やっと、家の裏側一帯の補強工事が始まった。かなり大規模な工事だ。隣の解体して空地になったところにプレハブ小屋を建て、10数メートルはあるH型の鉄骨や同じく10数メートルはある大きな筒を20数本並べ、さらに、大型の重機まで運び込んできたのである。 これで、やっと安心できる。最大余震がきても、我家は崩壊しないだろう。やれやれ。(笑)     斜面の工事は始まったが、肝心の我家の修理工事は、なんと4ヶ月も待たされているのです。お詫びの連絡が2回もきました。   「東日本大震災で、建設業界は多大な影響を受けております。公共建築物の復旧、補強が優先され、民間の工事に対する建設物資の調達には時間がかかり、依然大工、職人不足が目立っており、依然工事進行に支障をきたしている状況です。。。等々」 だそうです。   家に謝りに来た営業マンは、なんか上機嫌で笑いが止まらない という顔をしてましたね。(笑)  「ずいぶん待たせるね。そちらは儲かって、儲かってしょうがないんじゃないの?顔が笑ってるよ!」  「なにぶんにも、このような状況なもので、○○さんには大変ご不便をかけてます。。。こんなこと言っては不謹慎ですが、おっしゃるとおり、会社はかなりの利益がでているようです」 だと! 「冬のボーナスはすごい金額になるんでないの?1人平均500万くらいとか。。。?」 「いや~そこまでは。。。」 別に強く否定もしなかったですね!やれやれ。 #5ヶ月も待たされるのだから、大幅な値引きを迫ろうと考えている今日この頃です。(爆)  

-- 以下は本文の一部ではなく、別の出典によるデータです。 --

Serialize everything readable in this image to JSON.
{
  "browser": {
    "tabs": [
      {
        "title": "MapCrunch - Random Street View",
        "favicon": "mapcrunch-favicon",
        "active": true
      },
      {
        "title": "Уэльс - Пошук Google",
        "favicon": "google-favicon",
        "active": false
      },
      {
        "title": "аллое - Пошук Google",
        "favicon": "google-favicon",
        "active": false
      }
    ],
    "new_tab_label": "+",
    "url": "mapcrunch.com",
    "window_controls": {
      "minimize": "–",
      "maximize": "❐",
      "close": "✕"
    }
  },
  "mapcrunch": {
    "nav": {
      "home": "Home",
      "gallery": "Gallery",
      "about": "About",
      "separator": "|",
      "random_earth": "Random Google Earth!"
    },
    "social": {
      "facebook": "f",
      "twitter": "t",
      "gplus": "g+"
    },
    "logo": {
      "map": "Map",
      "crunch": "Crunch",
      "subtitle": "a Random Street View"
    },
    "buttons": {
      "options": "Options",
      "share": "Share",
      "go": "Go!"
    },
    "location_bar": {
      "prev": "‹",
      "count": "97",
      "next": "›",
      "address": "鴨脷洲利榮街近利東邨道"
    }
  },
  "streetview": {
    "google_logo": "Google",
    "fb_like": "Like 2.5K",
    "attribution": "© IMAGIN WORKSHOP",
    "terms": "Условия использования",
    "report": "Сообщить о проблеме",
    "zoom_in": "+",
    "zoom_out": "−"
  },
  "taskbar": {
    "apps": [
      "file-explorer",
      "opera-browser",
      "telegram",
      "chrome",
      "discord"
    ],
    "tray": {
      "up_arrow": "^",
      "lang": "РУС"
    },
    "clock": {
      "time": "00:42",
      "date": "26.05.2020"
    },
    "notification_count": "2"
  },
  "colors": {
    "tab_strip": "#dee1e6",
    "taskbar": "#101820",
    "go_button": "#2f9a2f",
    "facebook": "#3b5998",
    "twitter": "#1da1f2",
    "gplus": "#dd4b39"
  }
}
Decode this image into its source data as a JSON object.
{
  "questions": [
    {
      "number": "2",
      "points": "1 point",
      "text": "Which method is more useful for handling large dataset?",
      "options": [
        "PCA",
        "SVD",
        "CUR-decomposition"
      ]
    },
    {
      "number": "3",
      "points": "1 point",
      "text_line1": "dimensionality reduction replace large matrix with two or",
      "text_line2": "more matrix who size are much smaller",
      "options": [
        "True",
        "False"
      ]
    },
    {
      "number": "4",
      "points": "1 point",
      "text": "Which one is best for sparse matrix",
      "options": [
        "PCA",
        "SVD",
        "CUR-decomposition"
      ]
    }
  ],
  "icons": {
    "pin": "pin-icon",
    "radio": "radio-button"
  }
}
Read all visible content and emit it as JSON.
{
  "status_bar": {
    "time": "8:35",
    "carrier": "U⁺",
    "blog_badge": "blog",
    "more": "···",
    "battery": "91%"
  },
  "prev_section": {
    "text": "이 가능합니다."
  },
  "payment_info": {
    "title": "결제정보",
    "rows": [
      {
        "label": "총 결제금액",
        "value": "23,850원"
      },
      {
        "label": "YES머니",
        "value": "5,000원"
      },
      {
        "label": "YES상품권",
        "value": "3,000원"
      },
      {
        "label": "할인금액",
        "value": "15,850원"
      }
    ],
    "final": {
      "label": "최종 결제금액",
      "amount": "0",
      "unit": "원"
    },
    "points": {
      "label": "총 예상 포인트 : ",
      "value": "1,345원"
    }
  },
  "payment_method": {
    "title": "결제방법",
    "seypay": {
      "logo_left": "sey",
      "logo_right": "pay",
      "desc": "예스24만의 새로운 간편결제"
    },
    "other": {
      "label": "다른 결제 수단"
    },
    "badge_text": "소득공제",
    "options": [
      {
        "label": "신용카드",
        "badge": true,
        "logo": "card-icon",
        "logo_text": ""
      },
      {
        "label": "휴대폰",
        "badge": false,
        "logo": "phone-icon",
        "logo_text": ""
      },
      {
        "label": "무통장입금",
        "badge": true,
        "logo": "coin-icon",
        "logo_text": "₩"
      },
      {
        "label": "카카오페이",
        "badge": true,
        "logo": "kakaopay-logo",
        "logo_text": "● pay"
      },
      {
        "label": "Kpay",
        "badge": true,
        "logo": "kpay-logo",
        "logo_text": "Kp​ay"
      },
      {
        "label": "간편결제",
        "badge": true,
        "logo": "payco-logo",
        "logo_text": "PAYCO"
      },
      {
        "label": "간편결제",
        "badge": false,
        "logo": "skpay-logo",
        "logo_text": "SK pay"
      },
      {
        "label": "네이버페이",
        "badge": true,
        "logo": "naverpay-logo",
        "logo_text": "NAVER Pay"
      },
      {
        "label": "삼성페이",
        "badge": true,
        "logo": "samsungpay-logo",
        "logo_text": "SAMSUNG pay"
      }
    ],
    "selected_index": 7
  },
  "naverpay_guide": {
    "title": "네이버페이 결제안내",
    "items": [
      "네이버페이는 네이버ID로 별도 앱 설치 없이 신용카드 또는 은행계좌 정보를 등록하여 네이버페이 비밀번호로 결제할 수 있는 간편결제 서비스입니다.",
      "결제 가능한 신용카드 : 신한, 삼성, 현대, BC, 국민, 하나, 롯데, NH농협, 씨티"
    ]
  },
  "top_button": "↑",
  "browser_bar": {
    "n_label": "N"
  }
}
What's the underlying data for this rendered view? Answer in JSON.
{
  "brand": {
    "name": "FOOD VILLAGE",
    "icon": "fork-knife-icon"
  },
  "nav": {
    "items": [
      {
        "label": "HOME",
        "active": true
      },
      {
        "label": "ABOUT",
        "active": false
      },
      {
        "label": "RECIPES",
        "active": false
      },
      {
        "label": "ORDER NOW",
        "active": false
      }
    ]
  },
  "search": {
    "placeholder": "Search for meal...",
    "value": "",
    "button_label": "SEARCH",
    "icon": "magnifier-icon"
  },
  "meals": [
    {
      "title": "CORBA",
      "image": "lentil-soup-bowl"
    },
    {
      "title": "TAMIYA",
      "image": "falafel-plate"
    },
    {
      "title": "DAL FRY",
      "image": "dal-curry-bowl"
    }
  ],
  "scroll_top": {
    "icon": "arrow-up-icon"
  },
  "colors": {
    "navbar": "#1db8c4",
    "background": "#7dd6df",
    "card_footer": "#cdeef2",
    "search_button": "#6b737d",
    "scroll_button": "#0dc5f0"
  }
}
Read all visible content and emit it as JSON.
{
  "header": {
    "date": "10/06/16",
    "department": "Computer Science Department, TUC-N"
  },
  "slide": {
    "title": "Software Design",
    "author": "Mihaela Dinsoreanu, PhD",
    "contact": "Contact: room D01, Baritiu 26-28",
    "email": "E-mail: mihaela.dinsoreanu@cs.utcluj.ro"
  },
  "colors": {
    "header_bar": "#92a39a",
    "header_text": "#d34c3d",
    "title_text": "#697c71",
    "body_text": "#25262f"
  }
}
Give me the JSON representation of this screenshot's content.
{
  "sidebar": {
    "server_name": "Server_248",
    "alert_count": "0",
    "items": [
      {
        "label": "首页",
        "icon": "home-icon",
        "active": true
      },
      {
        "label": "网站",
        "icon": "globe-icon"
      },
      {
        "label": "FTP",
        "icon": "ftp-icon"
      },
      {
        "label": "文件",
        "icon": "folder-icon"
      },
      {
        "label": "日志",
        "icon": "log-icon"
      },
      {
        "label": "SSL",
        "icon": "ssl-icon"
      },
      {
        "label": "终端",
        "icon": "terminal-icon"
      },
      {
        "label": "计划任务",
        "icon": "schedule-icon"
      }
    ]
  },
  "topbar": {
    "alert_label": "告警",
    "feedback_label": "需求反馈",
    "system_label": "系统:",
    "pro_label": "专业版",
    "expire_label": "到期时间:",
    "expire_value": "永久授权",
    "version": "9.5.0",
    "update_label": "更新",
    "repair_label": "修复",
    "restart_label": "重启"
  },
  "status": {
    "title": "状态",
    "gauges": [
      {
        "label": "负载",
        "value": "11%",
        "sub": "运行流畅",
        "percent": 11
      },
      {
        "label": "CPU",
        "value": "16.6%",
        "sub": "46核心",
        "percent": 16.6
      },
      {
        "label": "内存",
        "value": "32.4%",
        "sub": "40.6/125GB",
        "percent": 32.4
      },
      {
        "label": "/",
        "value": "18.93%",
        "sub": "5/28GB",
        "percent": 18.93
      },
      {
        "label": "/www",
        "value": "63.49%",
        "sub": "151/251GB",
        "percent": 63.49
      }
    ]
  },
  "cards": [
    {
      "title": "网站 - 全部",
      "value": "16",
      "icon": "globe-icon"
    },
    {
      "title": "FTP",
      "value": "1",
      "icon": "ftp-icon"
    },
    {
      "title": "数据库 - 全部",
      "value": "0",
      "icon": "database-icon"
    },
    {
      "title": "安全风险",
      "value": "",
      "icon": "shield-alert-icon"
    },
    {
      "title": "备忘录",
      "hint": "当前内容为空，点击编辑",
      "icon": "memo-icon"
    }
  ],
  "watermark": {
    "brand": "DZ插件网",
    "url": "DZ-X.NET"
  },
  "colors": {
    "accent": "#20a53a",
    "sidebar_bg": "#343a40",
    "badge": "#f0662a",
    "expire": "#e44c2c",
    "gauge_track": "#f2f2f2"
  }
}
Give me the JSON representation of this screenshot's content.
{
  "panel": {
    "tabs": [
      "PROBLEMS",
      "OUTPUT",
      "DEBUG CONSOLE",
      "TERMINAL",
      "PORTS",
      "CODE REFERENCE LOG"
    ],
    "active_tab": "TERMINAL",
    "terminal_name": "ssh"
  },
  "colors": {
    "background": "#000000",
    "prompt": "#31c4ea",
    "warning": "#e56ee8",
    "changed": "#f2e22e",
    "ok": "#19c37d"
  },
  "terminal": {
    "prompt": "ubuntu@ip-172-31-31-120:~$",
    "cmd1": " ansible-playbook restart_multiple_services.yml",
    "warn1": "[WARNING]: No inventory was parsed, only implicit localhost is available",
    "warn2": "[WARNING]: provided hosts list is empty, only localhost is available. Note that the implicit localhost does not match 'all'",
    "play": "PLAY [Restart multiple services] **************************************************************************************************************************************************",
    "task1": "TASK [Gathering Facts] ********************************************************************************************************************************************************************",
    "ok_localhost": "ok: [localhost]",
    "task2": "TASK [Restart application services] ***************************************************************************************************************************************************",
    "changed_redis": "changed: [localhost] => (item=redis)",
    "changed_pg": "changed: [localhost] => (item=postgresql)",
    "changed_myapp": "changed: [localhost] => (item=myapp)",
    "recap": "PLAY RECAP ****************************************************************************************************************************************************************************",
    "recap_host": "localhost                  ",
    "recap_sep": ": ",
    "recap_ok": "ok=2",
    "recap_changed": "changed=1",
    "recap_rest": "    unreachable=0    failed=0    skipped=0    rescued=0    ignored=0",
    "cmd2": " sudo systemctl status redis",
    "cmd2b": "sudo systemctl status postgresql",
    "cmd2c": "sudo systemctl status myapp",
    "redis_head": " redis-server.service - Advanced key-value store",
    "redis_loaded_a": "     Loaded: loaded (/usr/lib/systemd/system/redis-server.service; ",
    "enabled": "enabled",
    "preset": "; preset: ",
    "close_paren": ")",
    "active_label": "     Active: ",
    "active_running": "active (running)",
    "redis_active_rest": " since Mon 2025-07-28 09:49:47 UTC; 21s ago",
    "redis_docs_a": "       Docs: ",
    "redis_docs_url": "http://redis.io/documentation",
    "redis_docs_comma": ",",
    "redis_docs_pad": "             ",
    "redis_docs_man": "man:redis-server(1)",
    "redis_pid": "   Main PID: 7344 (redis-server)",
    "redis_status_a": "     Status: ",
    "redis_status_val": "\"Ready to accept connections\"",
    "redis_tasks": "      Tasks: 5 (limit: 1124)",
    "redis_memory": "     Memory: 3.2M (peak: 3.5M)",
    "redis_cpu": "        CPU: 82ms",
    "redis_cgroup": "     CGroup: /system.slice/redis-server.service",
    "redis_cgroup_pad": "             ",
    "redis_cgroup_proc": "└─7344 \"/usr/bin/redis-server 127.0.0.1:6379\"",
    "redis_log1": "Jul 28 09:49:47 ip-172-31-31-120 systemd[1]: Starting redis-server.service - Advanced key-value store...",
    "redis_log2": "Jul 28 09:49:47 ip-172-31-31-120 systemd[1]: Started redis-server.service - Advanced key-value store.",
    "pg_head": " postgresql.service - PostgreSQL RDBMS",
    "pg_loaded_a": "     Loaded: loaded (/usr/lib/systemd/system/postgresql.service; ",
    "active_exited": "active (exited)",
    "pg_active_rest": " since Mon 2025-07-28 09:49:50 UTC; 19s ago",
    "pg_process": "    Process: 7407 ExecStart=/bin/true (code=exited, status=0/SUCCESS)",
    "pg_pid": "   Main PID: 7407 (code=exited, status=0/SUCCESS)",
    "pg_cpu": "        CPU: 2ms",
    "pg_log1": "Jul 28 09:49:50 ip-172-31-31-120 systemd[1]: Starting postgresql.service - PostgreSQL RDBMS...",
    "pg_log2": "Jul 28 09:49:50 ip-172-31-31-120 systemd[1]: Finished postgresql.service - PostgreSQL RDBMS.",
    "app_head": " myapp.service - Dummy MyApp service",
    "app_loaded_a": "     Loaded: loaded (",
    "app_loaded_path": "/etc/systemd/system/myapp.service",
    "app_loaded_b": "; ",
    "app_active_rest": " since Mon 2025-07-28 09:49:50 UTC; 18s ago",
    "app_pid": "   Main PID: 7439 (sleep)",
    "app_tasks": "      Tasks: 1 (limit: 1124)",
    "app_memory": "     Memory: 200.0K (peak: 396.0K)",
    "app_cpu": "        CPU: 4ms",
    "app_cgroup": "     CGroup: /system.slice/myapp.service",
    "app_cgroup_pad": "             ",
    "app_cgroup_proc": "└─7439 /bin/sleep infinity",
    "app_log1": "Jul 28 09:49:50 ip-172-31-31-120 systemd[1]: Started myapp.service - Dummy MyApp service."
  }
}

Cimg1232重機を使い、斜面に沿って10数本の穴をあけ、長~い鉄骨と筒をねじ込んで、埋め込んでいくのである。10メートル以上の長さのものが次々と埋まっていく。すごい工事だ。

Cimg1236この長い筒の中にはコンクリートを流し込むようだ。そして、斜面全体をコンクリートで固め、上もテラス状にコンクリートで固めるらしい。やれやれ、なんと完璧な工事んだろう。(笑)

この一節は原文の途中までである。